Yamamoto Kôji : Tout a commencé, il y a plusieurs années, alors que je travaillais toujours à Fuji TV. Lors d’une réunion, nous avons décidé d’acheter les droits du livre de Projet Itoh. Cependant, une autre société détenait les droits, et nous devions attendre jusqu’à leur expiration. Puis l’année dernière, j’ai entendu parler des problèmes de Manglobe et quand ils ont fait faillite, j’ai décidé d’intervenir.
J’ai entendu dire que Geno Studio a été créé dans le but spécifique de réaliser ce projet.
Y. K. : C’est exact. Au début, j’ai essayé d’intéresser d’autres studios à ce film, mais personne ne voulait y toucher. Je pensais que recommencer à zéro aurait pris trop de temps, mais il est également vrai que reprendre un projet à mi-parcours de la production est très difficile parce que vous devez faire le tri dans le matériel préexistant. Donc personne n’était intéressé à poursuivre le travail de Manglobe. Finalement, j’ai créé Geno Studio.
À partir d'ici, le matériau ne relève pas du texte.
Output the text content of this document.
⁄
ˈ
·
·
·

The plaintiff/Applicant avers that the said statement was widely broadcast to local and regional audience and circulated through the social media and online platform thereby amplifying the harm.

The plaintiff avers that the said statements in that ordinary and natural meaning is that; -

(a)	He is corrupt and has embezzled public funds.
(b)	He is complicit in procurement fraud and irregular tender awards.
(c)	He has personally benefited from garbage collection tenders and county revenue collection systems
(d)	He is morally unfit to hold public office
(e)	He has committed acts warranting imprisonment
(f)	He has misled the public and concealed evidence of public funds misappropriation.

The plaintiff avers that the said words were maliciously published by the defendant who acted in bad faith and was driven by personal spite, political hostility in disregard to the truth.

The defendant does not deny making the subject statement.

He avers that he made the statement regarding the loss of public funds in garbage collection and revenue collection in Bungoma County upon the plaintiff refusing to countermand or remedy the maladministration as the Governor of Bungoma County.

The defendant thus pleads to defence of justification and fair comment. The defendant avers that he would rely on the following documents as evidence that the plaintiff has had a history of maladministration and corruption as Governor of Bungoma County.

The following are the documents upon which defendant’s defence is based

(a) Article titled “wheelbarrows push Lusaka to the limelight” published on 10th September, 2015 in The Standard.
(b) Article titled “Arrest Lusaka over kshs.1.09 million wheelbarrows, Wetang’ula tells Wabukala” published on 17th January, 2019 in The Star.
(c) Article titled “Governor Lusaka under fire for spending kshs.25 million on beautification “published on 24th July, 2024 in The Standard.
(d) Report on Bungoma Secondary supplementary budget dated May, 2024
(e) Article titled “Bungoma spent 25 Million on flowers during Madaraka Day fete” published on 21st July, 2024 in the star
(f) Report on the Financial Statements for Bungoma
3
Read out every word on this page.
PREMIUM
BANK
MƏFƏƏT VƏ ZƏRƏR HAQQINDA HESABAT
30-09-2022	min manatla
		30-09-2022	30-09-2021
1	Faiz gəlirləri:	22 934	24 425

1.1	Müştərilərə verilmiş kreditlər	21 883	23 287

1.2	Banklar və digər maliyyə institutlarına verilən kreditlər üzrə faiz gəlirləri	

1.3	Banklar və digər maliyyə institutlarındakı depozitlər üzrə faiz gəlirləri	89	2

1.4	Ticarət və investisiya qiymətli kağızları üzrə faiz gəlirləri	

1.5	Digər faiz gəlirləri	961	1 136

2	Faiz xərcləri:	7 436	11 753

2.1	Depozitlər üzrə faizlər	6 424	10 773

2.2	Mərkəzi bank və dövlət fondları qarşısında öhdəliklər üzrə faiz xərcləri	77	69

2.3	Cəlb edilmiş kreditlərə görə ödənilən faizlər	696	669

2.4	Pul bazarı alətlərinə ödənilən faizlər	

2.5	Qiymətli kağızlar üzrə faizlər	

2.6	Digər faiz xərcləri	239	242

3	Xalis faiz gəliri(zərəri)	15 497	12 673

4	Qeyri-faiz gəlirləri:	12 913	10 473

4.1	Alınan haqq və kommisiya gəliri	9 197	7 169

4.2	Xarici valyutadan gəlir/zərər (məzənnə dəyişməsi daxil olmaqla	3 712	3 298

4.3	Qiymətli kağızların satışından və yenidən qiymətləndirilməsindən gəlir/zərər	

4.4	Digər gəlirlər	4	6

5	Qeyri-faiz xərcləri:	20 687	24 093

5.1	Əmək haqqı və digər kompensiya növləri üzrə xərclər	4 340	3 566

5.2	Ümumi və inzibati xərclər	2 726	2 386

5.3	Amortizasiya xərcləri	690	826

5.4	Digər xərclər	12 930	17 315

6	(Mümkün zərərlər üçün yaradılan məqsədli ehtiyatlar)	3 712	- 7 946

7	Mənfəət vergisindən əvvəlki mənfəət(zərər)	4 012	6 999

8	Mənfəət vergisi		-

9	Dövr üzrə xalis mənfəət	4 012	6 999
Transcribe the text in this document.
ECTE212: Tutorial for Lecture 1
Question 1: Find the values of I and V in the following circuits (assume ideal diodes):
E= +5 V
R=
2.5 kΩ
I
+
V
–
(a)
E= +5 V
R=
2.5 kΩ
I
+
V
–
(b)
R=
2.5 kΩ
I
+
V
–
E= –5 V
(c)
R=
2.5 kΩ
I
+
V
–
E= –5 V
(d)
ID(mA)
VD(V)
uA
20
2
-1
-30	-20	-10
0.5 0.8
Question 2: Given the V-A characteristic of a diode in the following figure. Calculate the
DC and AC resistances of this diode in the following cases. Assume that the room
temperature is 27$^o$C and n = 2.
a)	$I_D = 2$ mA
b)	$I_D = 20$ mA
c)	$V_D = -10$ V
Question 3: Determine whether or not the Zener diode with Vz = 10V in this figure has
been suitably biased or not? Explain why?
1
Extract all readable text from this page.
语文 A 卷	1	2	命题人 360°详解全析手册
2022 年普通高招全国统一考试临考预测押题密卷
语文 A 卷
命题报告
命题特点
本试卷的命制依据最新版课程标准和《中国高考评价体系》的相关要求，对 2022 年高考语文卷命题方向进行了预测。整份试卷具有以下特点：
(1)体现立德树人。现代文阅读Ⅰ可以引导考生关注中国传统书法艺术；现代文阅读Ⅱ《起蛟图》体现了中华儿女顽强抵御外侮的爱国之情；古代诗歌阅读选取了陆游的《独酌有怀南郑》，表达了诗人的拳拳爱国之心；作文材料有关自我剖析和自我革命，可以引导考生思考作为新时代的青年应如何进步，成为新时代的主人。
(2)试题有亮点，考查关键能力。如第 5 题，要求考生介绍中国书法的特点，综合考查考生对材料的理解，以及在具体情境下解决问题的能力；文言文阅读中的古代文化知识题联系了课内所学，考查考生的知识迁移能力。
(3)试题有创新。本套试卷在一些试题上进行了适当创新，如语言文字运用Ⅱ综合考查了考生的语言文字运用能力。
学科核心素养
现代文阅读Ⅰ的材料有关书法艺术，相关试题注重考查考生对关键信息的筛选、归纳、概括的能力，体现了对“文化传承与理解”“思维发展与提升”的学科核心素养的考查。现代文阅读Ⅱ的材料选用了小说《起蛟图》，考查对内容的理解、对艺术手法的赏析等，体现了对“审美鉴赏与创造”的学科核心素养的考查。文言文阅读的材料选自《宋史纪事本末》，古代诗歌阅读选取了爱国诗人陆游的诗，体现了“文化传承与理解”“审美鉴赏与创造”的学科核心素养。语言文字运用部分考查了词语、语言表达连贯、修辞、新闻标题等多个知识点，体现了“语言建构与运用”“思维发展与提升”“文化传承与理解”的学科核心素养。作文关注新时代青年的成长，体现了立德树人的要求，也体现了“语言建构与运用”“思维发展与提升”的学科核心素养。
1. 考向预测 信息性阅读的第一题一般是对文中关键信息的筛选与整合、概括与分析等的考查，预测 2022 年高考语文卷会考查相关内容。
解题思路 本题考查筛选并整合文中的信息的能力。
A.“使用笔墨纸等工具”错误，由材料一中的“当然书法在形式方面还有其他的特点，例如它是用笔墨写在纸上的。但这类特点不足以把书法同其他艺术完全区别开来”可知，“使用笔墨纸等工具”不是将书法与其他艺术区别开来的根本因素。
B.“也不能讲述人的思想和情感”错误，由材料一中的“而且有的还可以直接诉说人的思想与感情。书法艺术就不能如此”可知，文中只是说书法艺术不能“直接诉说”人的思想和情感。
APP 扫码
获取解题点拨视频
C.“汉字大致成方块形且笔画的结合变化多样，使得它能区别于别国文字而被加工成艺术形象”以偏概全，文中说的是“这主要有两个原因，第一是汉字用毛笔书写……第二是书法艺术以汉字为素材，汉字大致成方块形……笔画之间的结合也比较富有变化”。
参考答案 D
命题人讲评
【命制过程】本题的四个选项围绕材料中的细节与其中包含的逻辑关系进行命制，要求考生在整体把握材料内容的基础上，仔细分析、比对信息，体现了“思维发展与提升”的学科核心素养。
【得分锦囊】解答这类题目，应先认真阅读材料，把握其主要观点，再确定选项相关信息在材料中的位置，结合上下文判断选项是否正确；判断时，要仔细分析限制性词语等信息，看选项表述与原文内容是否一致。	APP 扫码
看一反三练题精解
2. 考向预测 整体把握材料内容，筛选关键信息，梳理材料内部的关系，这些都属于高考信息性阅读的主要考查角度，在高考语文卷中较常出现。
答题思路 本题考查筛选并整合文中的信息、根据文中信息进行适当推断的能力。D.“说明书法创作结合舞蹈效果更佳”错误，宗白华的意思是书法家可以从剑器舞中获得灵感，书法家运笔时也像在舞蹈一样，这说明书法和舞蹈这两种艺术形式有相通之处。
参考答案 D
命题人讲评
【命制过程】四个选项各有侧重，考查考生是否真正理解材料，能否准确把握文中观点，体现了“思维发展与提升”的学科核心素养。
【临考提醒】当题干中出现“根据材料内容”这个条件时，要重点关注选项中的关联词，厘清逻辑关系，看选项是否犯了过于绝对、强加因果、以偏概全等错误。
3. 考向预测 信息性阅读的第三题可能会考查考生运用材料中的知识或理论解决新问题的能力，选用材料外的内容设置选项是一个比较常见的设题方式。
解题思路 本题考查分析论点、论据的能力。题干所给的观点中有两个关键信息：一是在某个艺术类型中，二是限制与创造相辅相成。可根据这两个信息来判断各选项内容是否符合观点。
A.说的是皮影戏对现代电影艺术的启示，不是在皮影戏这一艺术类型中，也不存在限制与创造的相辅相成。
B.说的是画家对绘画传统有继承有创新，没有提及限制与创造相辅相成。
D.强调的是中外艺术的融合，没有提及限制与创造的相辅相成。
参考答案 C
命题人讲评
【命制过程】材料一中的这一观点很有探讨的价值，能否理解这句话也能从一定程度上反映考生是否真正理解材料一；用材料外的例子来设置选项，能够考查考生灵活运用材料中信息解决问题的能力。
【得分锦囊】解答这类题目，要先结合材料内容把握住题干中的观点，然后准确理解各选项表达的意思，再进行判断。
Au début, nous avons envisagé de nous limiter à ce projet ponctuel, mais finalement nous avons décidé que nous voulions aller au-delà de Genocidal Organ, ce film devenant la première étape d’une plus grande aventure. Nous sommes déjà à l’œuvre sur deux nouvelles séries d’anime.
Genocidal Organ est la dernière partie d’une trilogie consacrée aux romans de Projet Itoh – les deux premiers étant Harmony (disponible en DVD et Blu-Ray chez @Anime) et The Empire of Corpses (disponible en DVD et Blu-Ray chez @Anime). Projet Itoh (de son vrai nom Itô Satoshi) était très célèbre au Japon comme auteur de science-fiction. Pourquoi pensez-vous que ses livres sont si intéressants ?
Y. K. : L’œuvre de Projet Itoh est toujours pleine de surprises. Ses histoires et la façon dont il les raconte sont tout à fait uniques et jamais prévisibles. Il aime séduire et tromper ses lecteurs. Nous ne nous sentons jamais à l’aise et nous nous demandons toujours ce qui nous attend. Je pense que c’est sa force.
Par rapport à d’autres anime de science-fiction, qu’est-ce qui rend Genocidal Organ si particulier ?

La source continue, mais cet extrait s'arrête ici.